Long answer: To shutdown NcFTPd, you send the “main” NcFTPd process a termination signal. NcFTPd has one child process which is responsible for managing all of the subprocesses, so to do a proper shutdown you find the process ID of the main process and “kill –TERM” (or equivalently, “kill –15”) that PID.
To find which process is the “main” NcFTPd process, you have a few options. First, you specify a PID file in the NcFTPd general.cf file, under the pid-file option. When NcFTPd is running, it maintains a list of process IDs in this file. But instead of being just a list of process ID numbers, you’ll notice that it is actually formatted so you can run it as a shell script. Here is a snippet from a sample ncftpd.pid.sh file looks like:
head -5 /var/run/ncftpd.pid.sh
kill -15 856 # main process
kill -9 865 2>/dev/null # logd
kill -9 32096 2>/dev/null # child 1
The script is written so that it sends a termination signal to the main process, and gives it a few seconds to gracefully shutdown the rest of the processes. After 5 seconds, the script forcefully terminates any remaning processes.

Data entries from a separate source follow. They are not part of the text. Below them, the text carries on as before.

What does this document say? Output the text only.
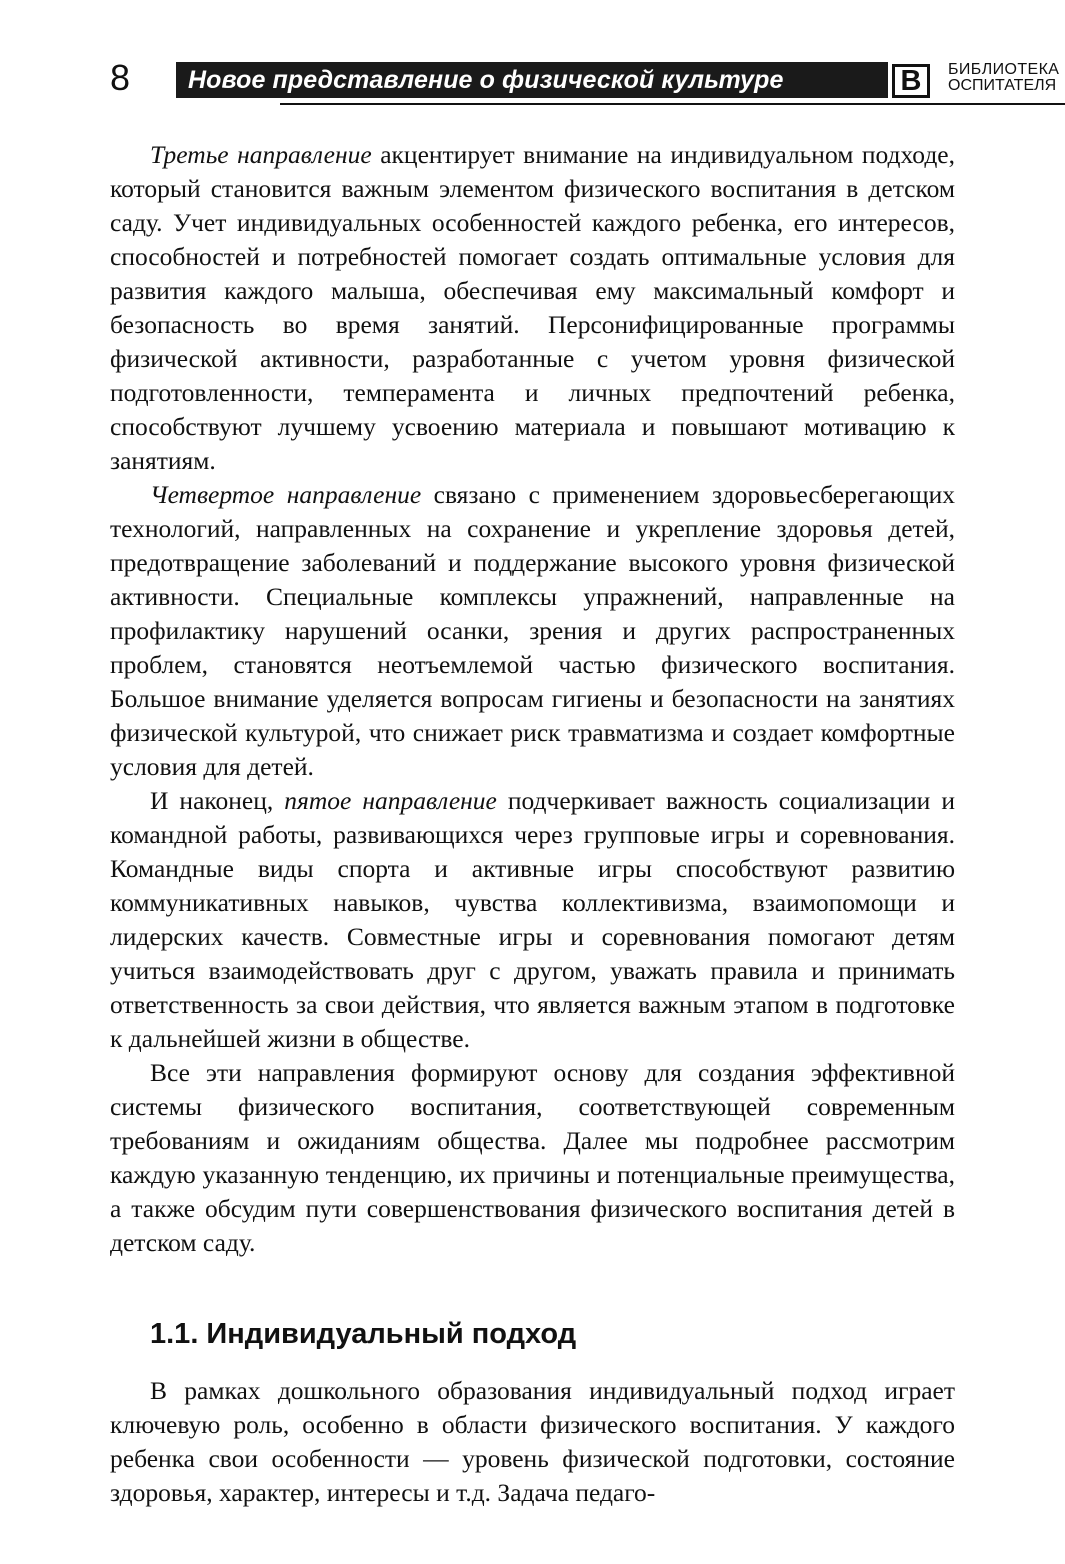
8 Новое представление о физической культуре	В	БИБЛИОТЕКА
ОСПИТАТЕЛЯ

Третье направление акцентирует внимание на индивидуальном подходе, который становится важным элементом физического воспитания в детском саду. Учет индивидуальных особенностей каждого ребенка, его интересов, способностей и потребностей помогает создать оптимальные условия для развития каждого малыша, обеспечивая ему максимальный комфорт и безопасность во время занятий. Персонифицированные программы физической активности, разработанные с учетом уровня физической подготовленности, темперамента и личных предпочтений ребенка, способствуют лучшему усвоению материала и повышают мотивацию к занятиям.

Четвертое направление связано с применением здоровьесберегающих технологий, направленных на сохранение и укрепление здоровья детей, предотвращение заболеваний и поддержание высокого уровня физической активности. Специальные комплексы упражнений, направленные на профилактику нарушений осанки, зрения и других распространенных проблем, становятся неотъемлемой частью физического воспитания. Большое внимание уделяется вопросам гигиены и безопасности на занятиях физической культурой, что снижает риск травматизма и создает комфортные условия для детей.

И наконец, пятое направление подчеркивает важность социализации и командной работы, развивающихся через групповые игры и соревнования. Командные виды спорта и активные игры способствуют развитию коммуникативных навыков, чувства коллективизма, взаимопомощи и лидерских качеств. Совместные игры и соревнования помогают детям учиться взаимодействовать друг с другом, уважать правила и принимать ответственность за свои действия, что является важным этапом в подготовке к дальнейшей жизни в обществе.

Все эти направления формируют основу для создания эффективной системы физического воспитания, соответствующей современным требованиям и ожиданиям общества. Далее мы подробнее рассмотрим каждую указанную тенденцию, их причины и потенциальные преимущества, а также обсудим пути совершенствования физического воспитания детей в детском саду.

1.1. Индивидуальный подход

В рамках дошкольного образования индивидуальный подход играет ключевую роль, особенно в области физического воспитания. У каждого ребенка свои особенности — уровень физической подготовки, состояние здоровья, характер, интересы и т.д. Задача педаго-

Another way to determine the main process is to use the ps program to list all of the ncftpd processes. The main process is the parent of all the other ncftpd processes, so use the “PPID” (parent process ID) field of ps to see which PID is the parent process. Example, using the Linux version of ps:
ps alx | sed -n '1,1p;/ncftpd/p'
F UID PID PPID PRI NI VSZ RSS WCHAN STAT TTY TIME COMMAND
100 0 856 1 0 0 1852 1180 nanosl S ? 1:15 ncftpd -v g…
140 0 865 856 1 1 1664 396 pipe_r SN ? 0:00 ncftpd -v g…

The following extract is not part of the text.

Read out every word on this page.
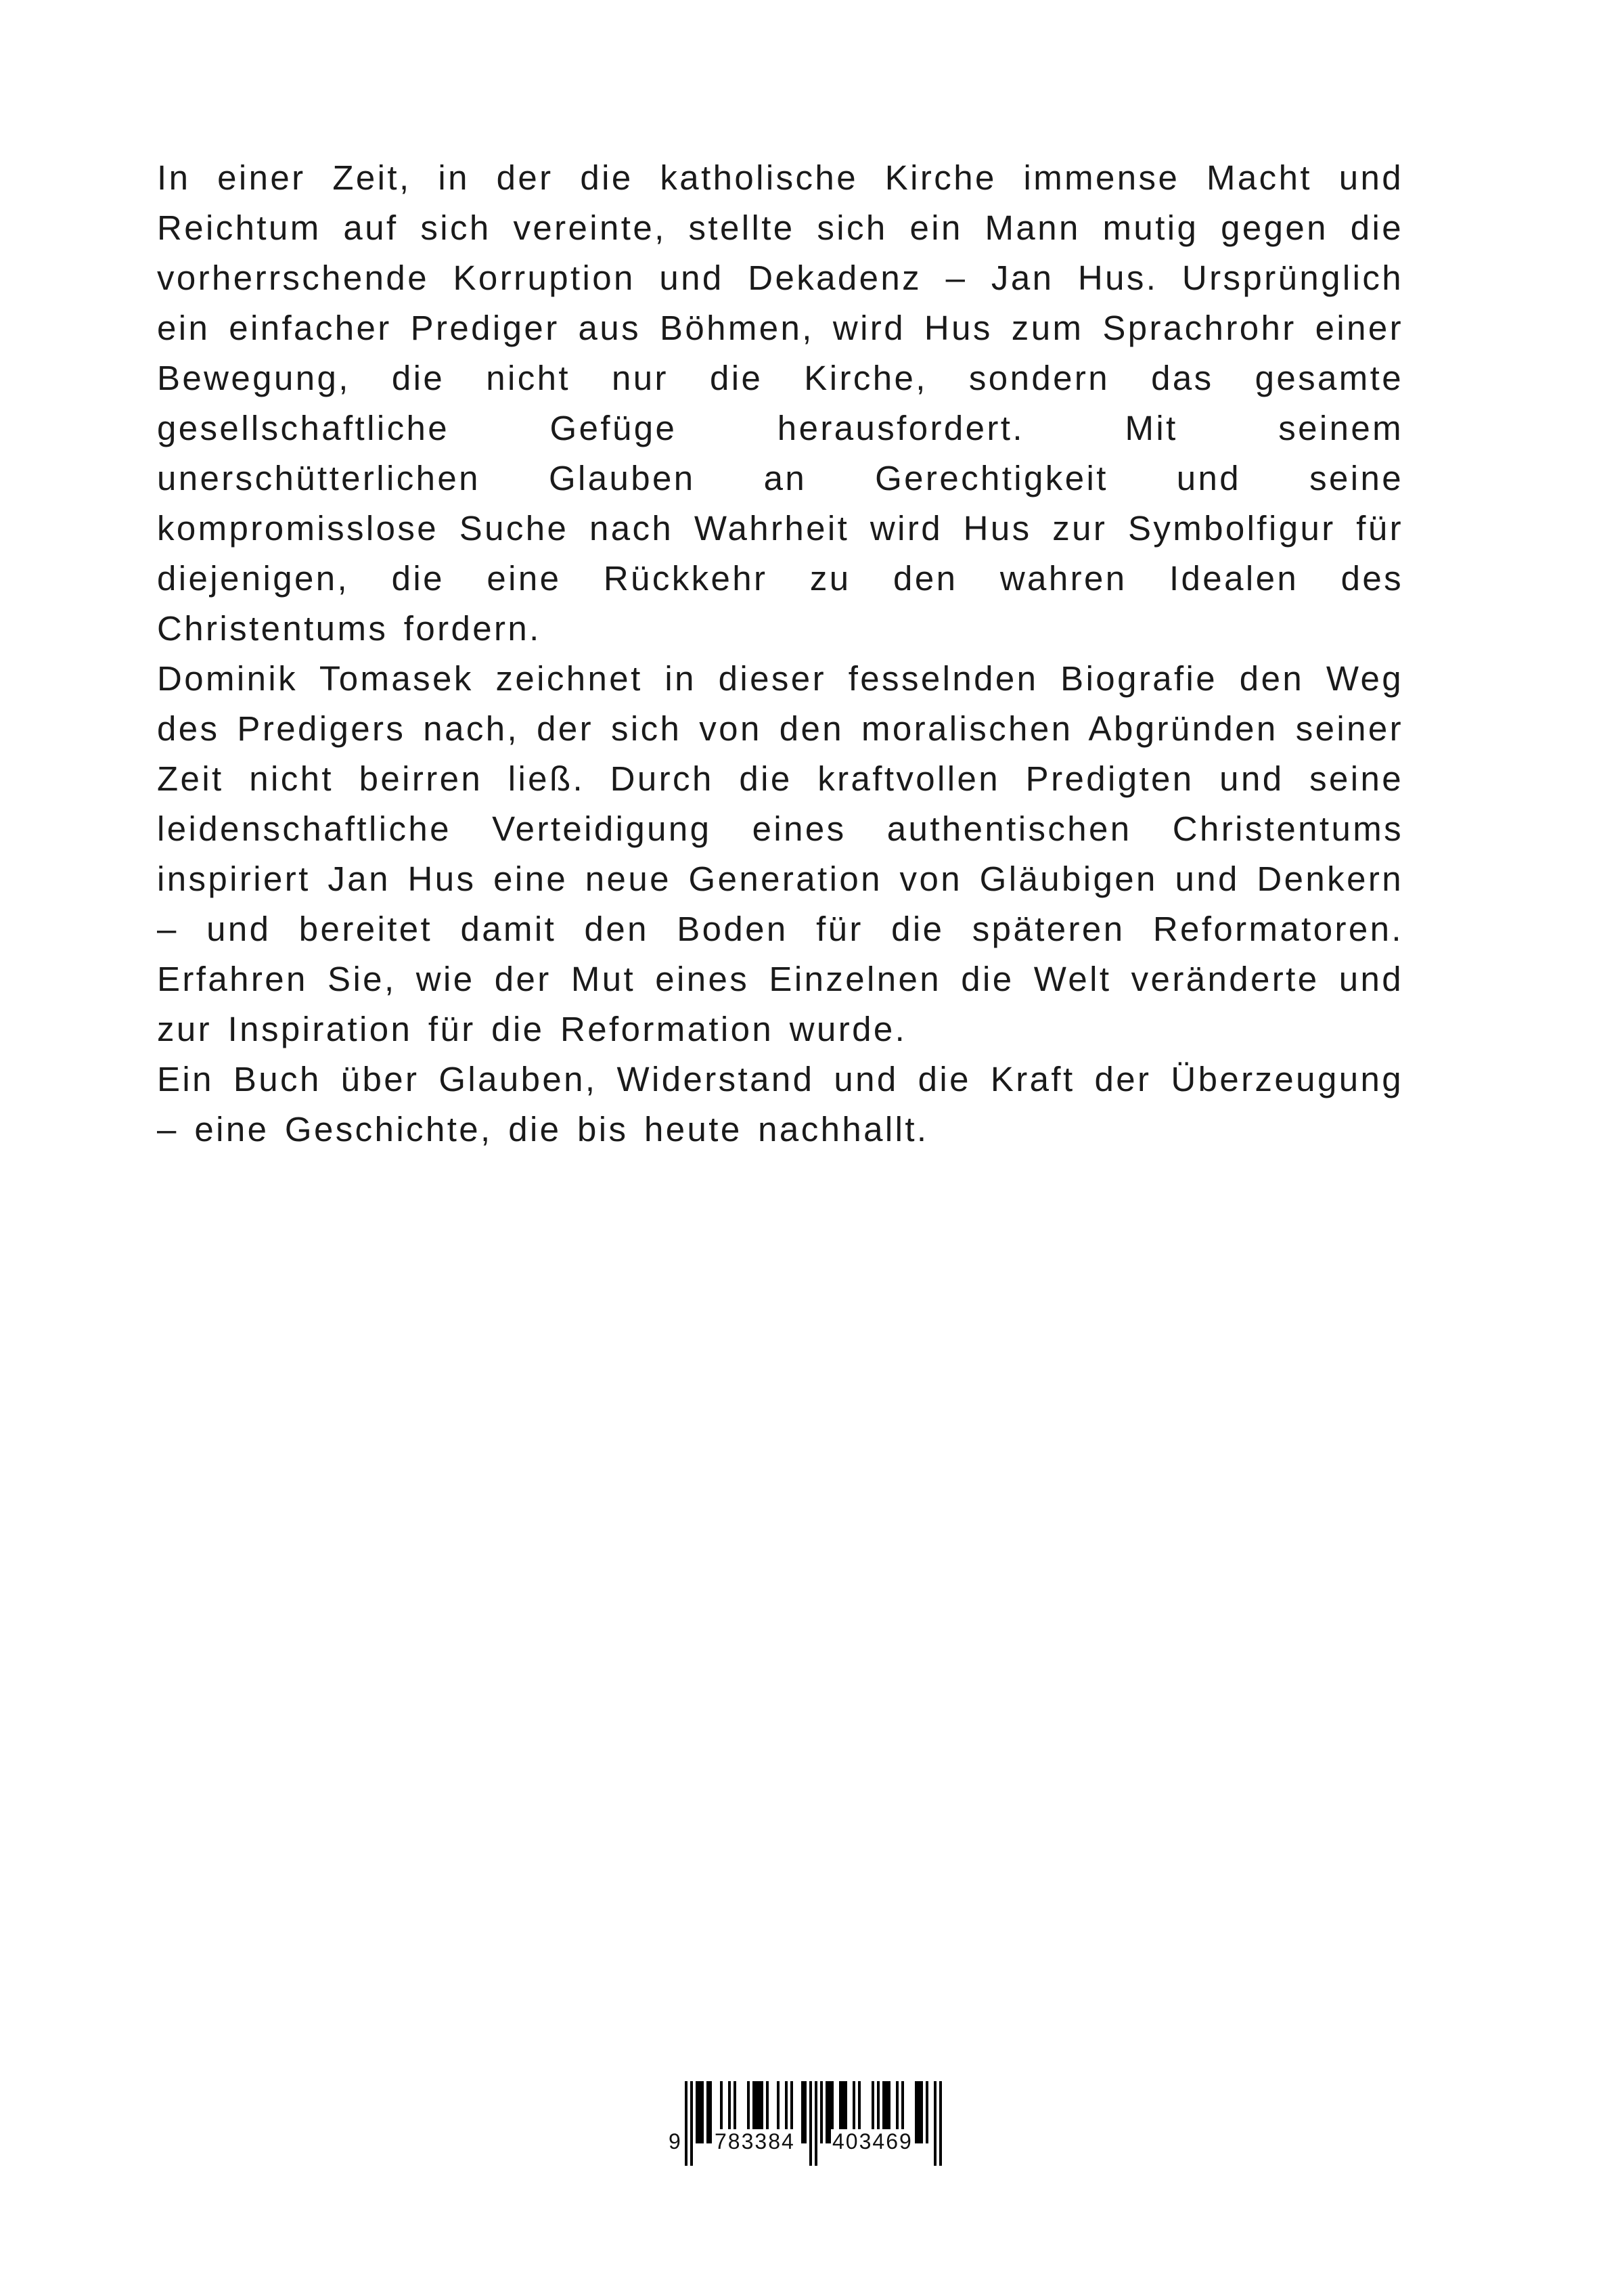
In einer Zeit, in der die katholische Kirche immense Macht und Reichtum auf sich vereinte, stellte sich ein Mann mutig gegen die vorherrschende Korruption und Dekadenz – Jan Hus. Ursprünglich ein einfacher Prediger aus Böhmen, wird Hus zum Sprachrohr einer Bewegung, die nicht nur die Kirche, sondern das gesamte gesellschaftliche Gefüge herausfordert. Mit seinem unerschütterlichen Glauben an Gerechtigkeit und seine kompromisslose Suche nach Wahrheit wird Hus zur Symbolfigur für diejenigen, die eine Rückkehr zu den wahren Idealen des Christentums fordern.

Dominik Tomasek zeichnet in dieser fesselnden Biografie den Weg des Predigers nach, der sich von den moralischen Abgründen seiner Zeit nicht beirren ließ. Durch die kraftvollen Predigten und seine leidenschaftliche Verteidigung eines authentischen Christentums inspiriert Jan Hus eine neue Generation von Gläubigen und Denkern – und bereitet damit den Boden für die späteren Reformatoren. Erfahren Sie, wie der Mut eines Einzelnen die Welt veränderte und zur Inspiration für die Reformation wurde.

Ein Buch über Glauben, Widerstand und die Kraft der Überzeugung – eine Geschichte, die bis heute nachhallt.

9 783384 403469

140 0 32096 856 0 0 1880 1292 wait_f S ? 0:00 ncftpd -v g…
Here you can see that there are two child processes, whose parent process ID is 856, so you can do a “kill –TERM 856” to shutdown.
Note that you’ll need to use the proper syntax for your platform’s version of ps to get the PPID field to display. On many systems, “ps alx” will work, and on others, you could try “ps –ef”. Consult the manual page for ps for details.

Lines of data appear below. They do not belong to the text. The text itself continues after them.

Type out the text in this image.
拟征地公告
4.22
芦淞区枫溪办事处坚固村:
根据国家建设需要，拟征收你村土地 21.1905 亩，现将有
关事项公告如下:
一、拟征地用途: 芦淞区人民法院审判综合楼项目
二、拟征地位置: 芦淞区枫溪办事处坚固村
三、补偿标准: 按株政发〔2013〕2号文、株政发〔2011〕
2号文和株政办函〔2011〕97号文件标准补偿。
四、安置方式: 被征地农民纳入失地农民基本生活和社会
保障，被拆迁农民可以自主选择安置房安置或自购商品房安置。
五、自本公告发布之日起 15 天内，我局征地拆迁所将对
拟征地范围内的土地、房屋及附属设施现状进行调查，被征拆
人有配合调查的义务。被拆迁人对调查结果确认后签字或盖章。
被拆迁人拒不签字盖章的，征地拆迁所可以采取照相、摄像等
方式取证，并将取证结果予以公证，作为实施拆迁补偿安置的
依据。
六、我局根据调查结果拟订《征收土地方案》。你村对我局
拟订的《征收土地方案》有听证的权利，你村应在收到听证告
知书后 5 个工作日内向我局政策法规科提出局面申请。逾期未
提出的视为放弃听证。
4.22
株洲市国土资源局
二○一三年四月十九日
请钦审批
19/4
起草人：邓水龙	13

If you followed the installation instructions, then NcFTPd is running from the /etc/inittab. That means to do a restart, all you need to do is terminate all of the processes currently running. Since NcFTPd is specified as “respawn” in the /etc/inittab, the “init” process will immediately start up a new instance when it notices the previous instance exited.
See “How do I shutdown NcFTPd” on how you should properly kill all the currently running processes.
If you are running NcFTPd from the /etc/inittab, then edit that file and comment out (or delete) the line that pertains to NcFTPd. Then shutdown NcFTPd.
If you are not using the /etc/inittab, then if NcFTPd is respawning when you kill it then you may be using the utility program “respawn” that comes with the NcFTPd package in the extra directory. You’ll have to kill the running “respawn” process and then shutdown NcFTPd. You might also want to disable running “respawn” at startup until you’ve finished maintenance.
Currently NcFTPd cannot reload the general.cf, so if you modify it, you need to do a full restart. But you can have it reload the domain.cf, and to do that, you send the main NcFTPd process a hangup signal (SIGHUP) using “kill –HUP” (or kill –1). See the section on how to shutdown NcFTPd for how you can find out which process is the “main” process.